Ignora-se, por exemplo, quantos complexos logísticos deste tipo (ou depósitos de munições) existiam no TO da Guiné e onde estavam localizados... Pelo menos, deveria haver um ou mais em Bissau...
2. Ficamos com uma ideia aproximada dos consumos médios de munições e granadas, também por via dos fornecimentos.
Veja-se, por exemplo, para o caso de Moçambique, e para o ano de 1972, um resumo das quantidades das principais munições e granadas fornecidas, em milhares de unidades (por arredondamento por excesso ou defeito) (Adaptado por nós, op cit, pág.301):
- Munições 7,62 mm > 2152,3
- Granadas de mão defensivas > 4,2
- Granadas de mão ofensivas > 41,8
- Granadas de morteiro 60 mm > 6,3
- Granada de morteiro 81 mm > 5,7
- Minas A/P (antipessoais) > 43,2
No entanto, o consumo em operações era muito superior a estas quantidades (Vd. Quadro 1)_
Com base nestes números (Moçambique, em 1970 e 1971), o autor faz (indevidamente, quanto a nós, já que a média estatística pode ser altamente enganadora) uma estimativa do consumo médio anual de munições e granadas de uma "companhia operacional do Exército" (tipo "companhia de caçadores") (Op cit., pág. 302):
- Munições 7,62 mm > 34000
- Granadas de mão > 260
- Granadas de morteiro > 200
- Granadas foguete bazuca 8,9 > 30
Embora o autor ressalve que estes "valores médios" (sic) "variavam naturalmente conforme a zona e a (...) condição" da unidade ou subunidade operacional (companhia de intervenção, companhia de quadrícula, etc.), achamos que são valores que tanto podem pecar por excesso como por defeito... Não nos parece, todavia, que se possam extrapolar, facilmente para um teatro de operações na Guiné, com as suas especificidades...
3. O consumo de munições podia variar conforme o tipo de acção do IN e a sua duração, o treino, a disciplina de fogo das NT, o armamento, a missão, etc.
Por exemplo, numa emboscada de vinte minutos, no mato, numa picada ou numa estrada, uma companhia ou destacamento (em geral, três grupos de combate), 60/70 (e nunca 90) G3 podiam despejar no máximo 4 carregadores de 20 cartuchos cada uma, o que daria uma média de 4800/5600 cartuchos...

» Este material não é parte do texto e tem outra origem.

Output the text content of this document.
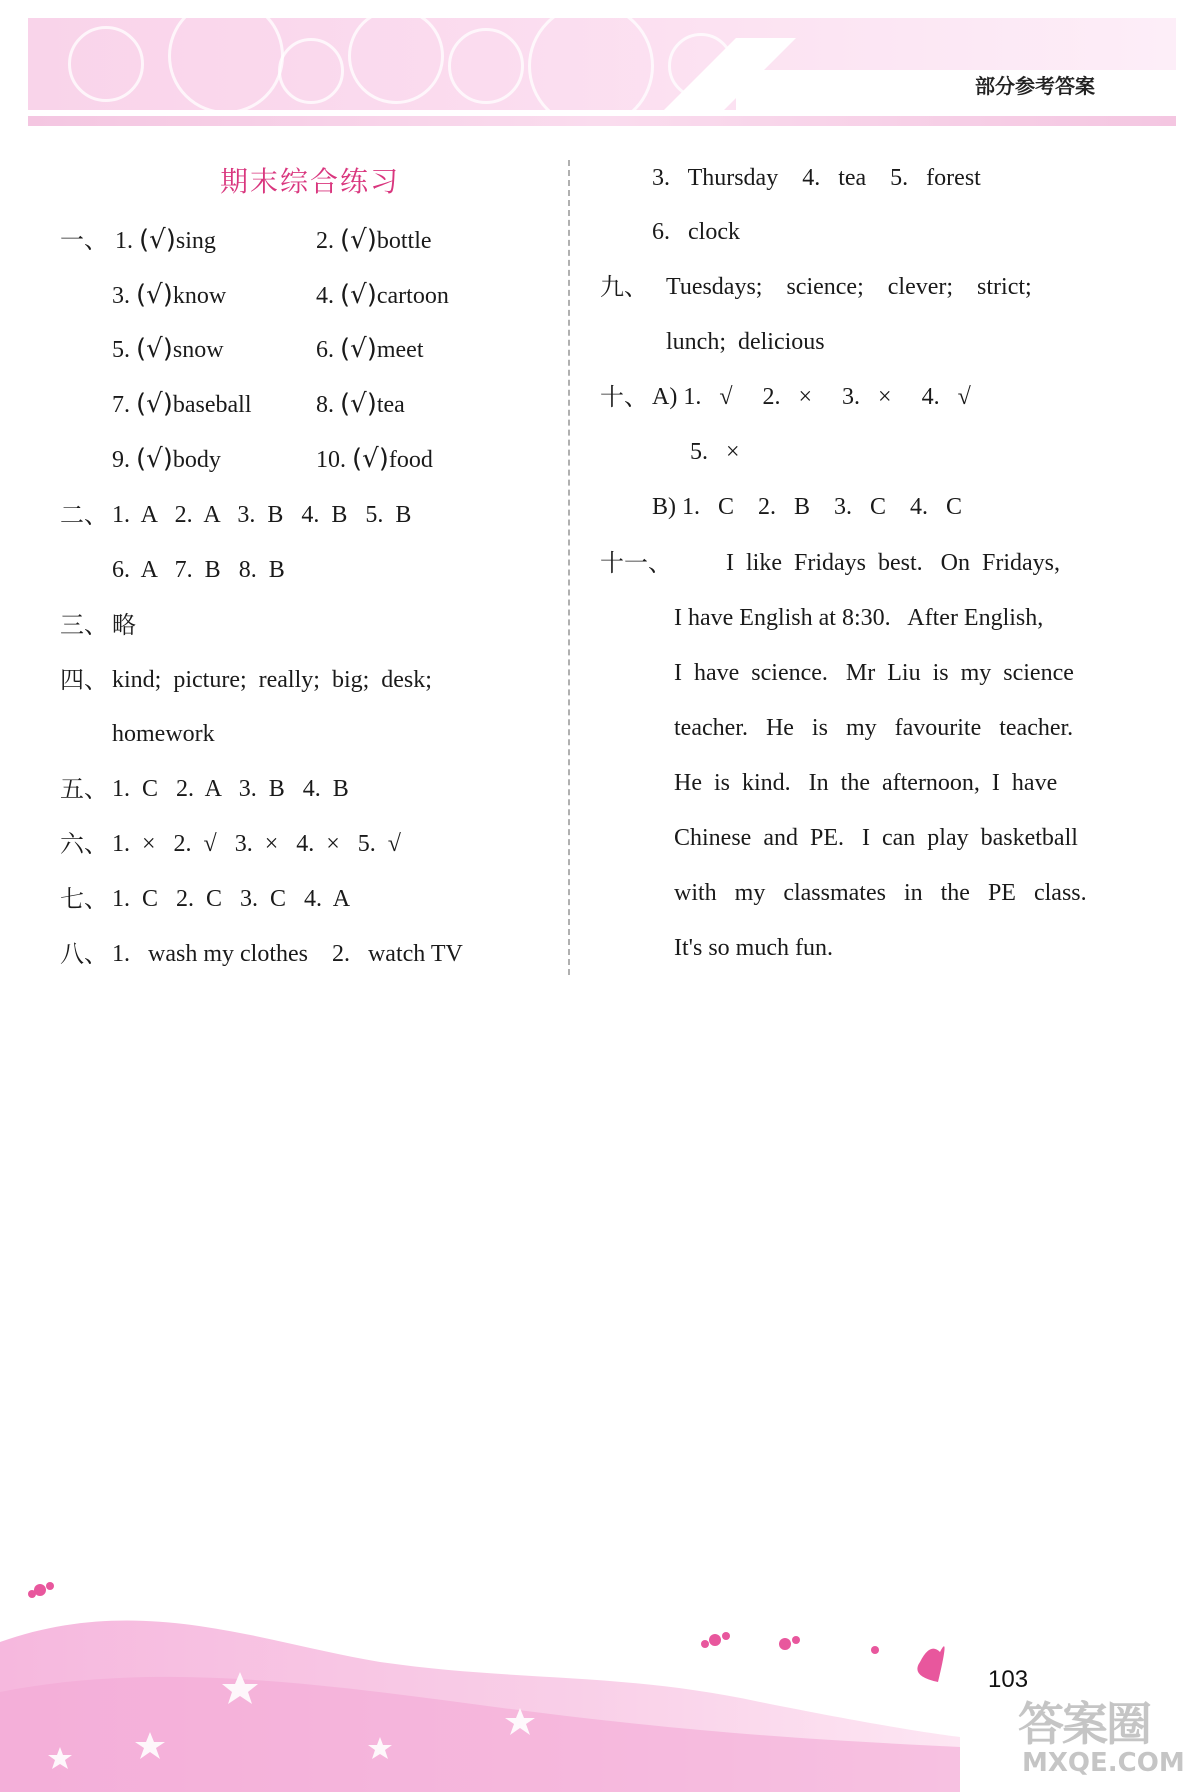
部分参考答案
期末综合练习
一、 1. (√)sing	2. (√)bottle
3. (√)know	4. (√)cartoon
5. (√)snow	6. (√)meet
7. (√)baseball	8. (√)tea
9. (√)body	10. (√)food
二、 1.  A   2.  A   3.  B   4.  B   5.  B
6.  A   7.  B   8.  B
三、 略
四、 kind;  picture;  really;  big;  desk;
homework
五、 1.  C   2.  A   3.  B   4.  B
六、 1.  ×   2.  √   3.  ×   4.  ×   5.  √
七、 1.  C   2.  C   3.  C   4.  A
八、 1.   wash my clothes    2.   watch TV
3.   Thursday    4.   tea    5.   forest
6.   clock
九、 Tuesdays;    science;    clever;    strict;
lunch;  delicious
十、 A) 1.   √     2.   ×     3.   ×     4.   √
5.   ×
B) 1.   C    2.   B    3.   C    4.   C
十一、 I  like  Fridays  best.   On  Fridays,
I have English at 8:30.   After English,
I  have  science.   Mr  Liu  is  my  science
teacher.   He   is   my   favourite   teacher.
He  is  kind.   In  the  afternoon,  I  have
Chinese  and  PE.   I  can  play  basketball
with   my   classmates   in   the   PE   class.
It's so much fun.
103
答案圈
MXQE.COM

Depois havia, por cada grupo de combate (estou a pensar numa companhia de intervenção como a minha, a "africana" CCAÇ 12), mais as seguintes armas com os respetivos apontadores e municiadores (estes também equipados, em geral, com a G3, enquanto o apontador levava uma pistola Walther 9mm):
- 3 apontadores de dilagrama (um por secção de 9 ou 10 elementos);
- 1 apontador + 1 municiadores de metr lig HK 21 (de fita);
- 1 apontador + 1 municiador de LGFog 8,9;
- 1 apontador + 1 municiador de LGFog 3,7;
- 1 apontador + 1 municiador de morteiro 60...
Em resumo, três Grupos de Combate (mesmo completos) nunca queriam dizer 80 ou 90 espingardas automáticas G3, uma arma poderosa e fiável, melhor que a AK47, na opinião do antigo sargento 'comando', com 4 comissões, na Guiné e em Angola, o nosso querido amigo e camarada, Mário Dias (***), e que tinha com uma cadência (teórica) de 600/650 tiros por minuto (****).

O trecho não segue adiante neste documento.